Predictive modeling and interpretability analysis of bioconcentration factors for organic chemicals in fish using machine learning.
Journal:
Environmental pollution (Barking, Essex : 1987)
Published Date:
Jul 15, 2025
Abstract
Chemicals are misused and released into the environment, causing adverse effects on people and ecosystems. Assessing the potential environmental risks of these chemicals before their use is crucial. The bioconcentration factor (BCF) is a key parameter used to describe the extent of chemical bioaccumulation. However, previous experiments to determine BCF values are often time-consuming and costly. In this study, a machine learning (ML) model was developed to predict BCF values using molecular descriptors and 9 algorithms. The random forest (RF) model demonstrated strong predictive performance, achieving R and R values of 0.949 and 0.935. Moreover, it required only 10 easily obtainable features. The Tanimoto similarity coefficient based on molecular structure was used to characterize the applicability domain (AD). We employed SHAP method, which identified primary factors, including hydrophobicity, molecular volume and shape, polarizability and lipophilicity, that have significantly affected BCF values. Furthermore, partial dependence plots (PDP) and 2D interaction were utilized to delve deeper into the relationship between feature values and model predictions.
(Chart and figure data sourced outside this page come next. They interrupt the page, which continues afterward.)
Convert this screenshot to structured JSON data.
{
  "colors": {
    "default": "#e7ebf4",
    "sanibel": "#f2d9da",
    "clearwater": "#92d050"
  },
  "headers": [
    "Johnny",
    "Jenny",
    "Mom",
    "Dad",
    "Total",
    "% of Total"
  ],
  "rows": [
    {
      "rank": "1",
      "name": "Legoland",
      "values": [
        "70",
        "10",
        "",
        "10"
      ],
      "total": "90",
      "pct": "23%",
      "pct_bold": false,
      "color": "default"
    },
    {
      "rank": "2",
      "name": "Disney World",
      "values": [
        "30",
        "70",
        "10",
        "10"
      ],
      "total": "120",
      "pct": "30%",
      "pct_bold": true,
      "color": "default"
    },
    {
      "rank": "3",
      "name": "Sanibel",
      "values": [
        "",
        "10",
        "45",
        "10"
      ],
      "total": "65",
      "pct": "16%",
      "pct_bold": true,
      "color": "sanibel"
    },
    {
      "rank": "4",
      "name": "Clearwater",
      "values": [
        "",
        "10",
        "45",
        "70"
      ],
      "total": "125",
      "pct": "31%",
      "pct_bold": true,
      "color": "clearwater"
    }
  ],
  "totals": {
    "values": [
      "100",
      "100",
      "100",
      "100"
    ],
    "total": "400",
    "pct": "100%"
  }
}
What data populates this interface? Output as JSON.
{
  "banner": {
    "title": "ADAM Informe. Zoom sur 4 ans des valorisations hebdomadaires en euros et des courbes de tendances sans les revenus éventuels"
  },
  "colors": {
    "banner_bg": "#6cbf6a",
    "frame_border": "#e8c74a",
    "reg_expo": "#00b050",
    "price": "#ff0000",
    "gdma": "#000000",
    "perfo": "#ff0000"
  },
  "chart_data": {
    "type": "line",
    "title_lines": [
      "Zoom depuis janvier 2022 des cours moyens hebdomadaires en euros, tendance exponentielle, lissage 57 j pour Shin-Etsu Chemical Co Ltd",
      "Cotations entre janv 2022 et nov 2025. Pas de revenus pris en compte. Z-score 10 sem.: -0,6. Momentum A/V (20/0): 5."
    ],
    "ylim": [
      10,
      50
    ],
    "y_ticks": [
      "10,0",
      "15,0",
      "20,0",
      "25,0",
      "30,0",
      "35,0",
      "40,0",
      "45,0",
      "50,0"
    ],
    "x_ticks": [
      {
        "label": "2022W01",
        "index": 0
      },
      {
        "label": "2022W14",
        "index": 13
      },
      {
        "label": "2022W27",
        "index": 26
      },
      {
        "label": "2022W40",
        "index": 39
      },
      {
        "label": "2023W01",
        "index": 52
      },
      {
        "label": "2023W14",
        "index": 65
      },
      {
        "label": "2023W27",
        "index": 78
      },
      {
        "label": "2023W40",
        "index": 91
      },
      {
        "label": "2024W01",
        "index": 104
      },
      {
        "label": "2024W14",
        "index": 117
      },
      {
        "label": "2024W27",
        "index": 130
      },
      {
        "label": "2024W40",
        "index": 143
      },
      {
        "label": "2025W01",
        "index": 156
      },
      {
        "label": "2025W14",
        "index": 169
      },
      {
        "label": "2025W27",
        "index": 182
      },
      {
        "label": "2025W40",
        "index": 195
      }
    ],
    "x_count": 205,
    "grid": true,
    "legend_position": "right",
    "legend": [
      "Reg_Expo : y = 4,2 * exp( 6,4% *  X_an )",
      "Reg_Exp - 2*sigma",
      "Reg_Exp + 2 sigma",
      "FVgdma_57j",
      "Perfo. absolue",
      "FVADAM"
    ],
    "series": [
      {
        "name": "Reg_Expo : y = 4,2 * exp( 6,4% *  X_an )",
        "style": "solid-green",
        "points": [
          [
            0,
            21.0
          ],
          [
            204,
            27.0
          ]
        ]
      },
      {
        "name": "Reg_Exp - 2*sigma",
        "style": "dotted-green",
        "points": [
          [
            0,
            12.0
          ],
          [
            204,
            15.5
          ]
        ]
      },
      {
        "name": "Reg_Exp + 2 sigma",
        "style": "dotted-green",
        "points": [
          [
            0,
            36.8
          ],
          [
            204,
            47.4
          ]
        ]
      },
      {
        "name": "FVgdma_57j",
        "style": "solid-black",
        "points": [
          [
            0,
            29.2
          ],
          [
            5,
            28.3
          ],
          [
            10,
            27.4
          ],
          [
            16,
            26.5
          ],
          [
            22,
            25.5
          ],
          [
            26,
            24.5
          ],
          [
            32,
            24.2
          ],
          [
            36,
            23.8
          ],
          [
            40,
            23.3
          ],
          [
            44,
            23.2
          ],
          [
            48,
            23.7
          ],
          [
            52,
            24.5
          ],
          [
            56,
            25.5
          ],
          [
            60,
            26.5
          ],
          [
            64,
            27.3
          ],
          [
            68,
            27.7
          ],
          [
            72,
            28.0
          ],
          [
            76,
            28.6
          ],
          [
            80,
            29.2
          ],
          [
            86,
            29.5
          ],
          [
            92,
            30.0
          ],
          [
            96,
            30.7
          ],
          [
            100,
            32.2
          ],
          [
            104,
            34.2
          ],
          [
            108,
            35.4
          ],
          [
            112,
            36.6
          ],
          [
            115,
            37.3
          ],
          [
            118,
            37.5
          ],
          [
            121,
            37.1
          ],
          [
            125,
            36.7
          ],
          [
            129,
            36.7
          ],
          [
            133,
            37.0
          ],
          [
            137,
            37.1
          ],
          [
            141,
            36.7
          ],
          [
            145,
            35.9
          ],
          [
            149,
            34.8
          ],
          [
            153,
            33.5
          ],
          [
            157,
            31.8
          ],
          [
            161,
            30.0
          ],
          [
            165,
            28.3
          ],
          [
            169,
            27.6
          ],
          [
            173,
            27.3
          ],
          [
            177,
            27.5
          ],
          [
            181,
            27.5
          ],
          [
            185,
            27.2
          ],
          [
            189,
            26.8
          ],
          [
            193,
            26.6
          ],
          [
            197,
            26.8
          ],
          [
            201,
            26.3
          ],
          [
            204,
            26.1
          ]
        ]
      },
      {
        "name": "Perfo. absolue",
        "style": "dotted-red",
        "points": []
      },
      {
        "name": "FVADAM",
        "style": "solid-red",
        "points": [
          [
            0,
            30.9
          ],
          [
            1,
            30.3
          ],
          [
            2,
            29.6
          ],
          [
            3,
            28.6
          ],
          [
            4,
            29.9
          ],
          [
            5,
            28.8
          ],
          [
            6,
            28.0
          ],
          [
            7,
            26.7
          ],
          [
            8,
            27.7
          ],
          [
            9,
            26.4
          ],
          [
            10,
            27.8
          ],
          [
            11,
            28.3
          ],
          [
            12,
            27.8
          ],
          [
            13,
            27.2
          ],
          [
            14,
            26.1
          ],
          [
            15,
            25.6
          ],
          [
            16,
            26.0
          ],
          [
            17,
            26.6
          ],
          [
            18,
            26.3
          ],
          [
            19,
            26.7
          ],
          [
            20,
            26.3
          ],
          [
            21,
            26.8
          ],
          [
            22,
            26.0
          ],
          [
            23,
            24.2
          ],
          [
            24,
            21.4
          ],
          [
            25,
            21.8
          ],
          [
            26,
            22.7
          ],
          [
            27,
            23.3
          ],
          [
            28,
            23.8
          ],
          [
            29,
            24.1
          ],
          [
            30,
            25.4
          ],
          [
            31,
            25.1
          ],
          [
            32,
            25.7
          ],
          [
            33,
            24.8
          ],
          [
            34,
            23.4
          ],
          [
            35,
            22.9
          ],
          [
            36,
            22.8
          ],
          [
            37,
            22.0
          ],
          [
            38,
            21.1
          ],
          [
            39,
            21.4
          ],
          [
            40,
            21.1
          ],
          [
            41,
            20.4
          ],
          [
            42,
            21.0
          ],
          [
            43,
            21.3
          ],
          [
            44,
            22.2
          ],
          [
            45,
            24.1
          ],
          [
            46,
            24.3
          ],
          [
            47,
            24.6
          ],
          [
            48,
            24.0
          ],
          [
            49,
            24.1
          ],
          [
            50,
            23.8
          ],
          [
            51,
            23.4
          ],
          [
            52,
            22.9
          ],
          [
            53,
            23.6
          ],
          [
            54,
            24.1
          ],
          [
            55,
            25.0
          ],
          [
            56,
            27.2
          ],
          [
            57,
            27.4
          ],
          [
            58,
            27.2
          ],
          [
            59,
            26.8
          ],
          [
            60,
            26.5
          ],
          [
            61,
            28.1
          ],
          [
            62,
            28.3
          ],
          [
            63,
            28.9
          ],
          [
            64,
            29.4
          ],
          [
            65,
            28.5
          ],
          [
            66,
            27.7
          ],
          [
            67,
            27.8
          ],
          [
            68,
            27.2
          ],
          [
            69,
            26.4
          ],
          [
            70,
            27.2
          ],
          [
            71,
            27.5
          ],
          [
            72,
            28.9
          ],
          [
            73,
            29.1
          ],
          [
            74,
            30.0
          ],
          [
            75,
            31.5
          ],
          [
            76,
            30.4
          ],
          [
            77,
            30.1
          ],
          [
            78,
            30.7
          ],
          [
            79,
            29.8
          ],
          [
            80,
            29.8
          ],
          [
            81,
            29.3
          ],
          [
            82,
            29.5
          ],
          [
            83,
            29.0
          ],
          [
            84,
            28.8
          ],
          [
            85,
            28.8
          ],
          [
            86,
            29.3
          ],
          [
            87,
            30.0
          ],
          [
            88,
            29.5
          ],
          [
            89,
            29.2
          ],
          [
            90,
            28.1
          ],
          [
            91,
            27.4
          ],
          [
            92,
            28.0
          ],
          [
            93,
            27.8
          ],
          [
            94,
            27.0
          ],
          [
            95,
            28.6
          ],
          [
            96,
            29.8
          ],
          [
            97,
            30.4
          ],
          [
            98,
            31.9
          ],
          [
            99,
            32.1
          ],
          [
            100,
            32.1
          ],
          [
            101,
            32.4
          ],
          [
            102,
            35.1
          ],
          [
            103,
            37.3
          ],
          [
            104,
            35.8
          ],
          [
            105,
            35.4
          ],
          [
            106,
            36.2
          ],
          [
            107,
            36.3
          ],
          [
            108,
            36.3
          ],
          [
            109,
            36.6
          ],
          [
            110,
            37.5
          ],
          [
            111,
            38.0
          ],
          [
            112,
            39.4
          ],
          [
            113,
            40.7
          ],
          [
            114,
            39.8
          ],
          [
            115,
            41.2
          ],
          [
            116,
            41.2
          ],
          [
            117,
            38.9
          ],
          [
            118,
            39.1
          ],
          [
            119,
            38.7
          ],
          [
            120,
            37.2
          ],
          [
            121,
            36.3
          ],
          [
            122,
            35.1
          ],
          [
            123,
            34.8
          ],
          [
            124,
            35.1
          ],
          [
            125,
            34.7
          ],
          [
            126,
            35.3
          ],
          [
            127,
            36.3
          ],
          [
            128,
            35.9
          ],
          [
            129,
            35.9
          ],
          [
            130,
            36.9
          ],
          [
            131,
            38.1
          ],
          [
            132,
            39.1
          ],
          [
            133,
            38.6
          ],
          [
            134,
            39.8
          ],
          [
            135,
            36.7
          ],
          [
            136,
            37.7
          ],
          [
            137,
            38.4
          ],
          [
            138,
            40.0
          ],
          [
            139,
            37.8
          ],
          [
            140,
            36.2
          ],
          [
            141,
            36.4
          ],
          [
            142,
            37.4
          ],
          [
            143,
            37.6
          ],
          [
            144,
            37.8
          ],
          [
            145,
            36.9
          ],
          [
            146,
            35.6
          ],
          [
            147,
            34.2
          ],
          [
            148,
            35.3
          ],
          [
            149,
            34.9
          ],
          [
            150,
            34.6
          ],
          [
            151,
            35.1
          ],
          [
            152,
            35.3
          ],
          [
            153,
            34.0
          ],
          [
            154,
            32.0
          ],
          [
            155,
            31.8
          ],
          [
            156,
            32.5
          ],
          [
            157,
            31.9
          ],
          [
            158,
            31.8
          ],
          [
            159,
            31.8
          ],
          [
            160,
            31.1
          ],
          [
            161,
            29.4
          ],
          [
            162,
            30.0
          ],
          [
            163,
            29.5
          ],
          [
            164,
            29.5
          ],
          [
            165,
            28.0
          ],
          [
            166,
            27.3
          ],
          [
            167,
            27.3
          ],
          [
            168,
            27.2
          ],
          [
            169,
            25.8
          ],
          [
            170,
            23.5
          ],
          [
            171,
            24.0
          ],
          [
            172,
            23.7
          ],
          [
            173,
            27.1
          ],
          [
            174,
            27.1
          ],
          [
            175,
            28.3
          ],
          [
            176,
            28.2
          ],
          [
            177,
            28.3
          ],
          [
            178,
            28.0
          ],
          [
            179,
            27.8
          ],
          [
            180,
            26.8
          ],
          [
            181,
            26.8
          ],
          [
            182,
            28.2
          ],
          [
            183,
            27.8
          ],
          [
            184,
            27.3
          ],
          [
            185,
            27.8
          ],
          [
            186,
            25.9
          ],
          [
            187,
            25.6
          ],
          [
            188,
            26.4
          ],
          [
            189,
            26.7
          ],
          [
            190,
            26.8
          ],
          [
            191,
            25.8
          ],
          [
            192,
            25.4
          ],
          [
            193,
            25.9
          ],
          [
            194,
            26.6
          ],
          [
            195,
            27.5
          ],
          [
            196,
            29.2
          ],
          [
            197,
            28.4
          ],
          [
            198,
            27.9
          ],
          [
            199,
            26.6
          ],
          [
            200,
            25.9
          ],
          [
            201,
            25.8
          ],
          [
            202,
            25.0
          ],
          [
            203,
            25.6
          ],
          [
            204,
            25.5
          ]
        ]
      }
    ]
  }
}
Results showed that MollogP>4.5, SM1_Dzv>0, SM1_Dzp>0, and ZM1C1>35 were linked to higher lgBCF values (3.2 L/kg), indicating stronger bioconcentration potential. Conversely, under other conditions that suggested weaker bioconcentration capacities, the focus should move to environmental migration. The study provided valuable insights into the factors that influence the bioaccumulation of chemicals, while the RF models can be an effective tool for assessing the bioconcentration potential of chemicals.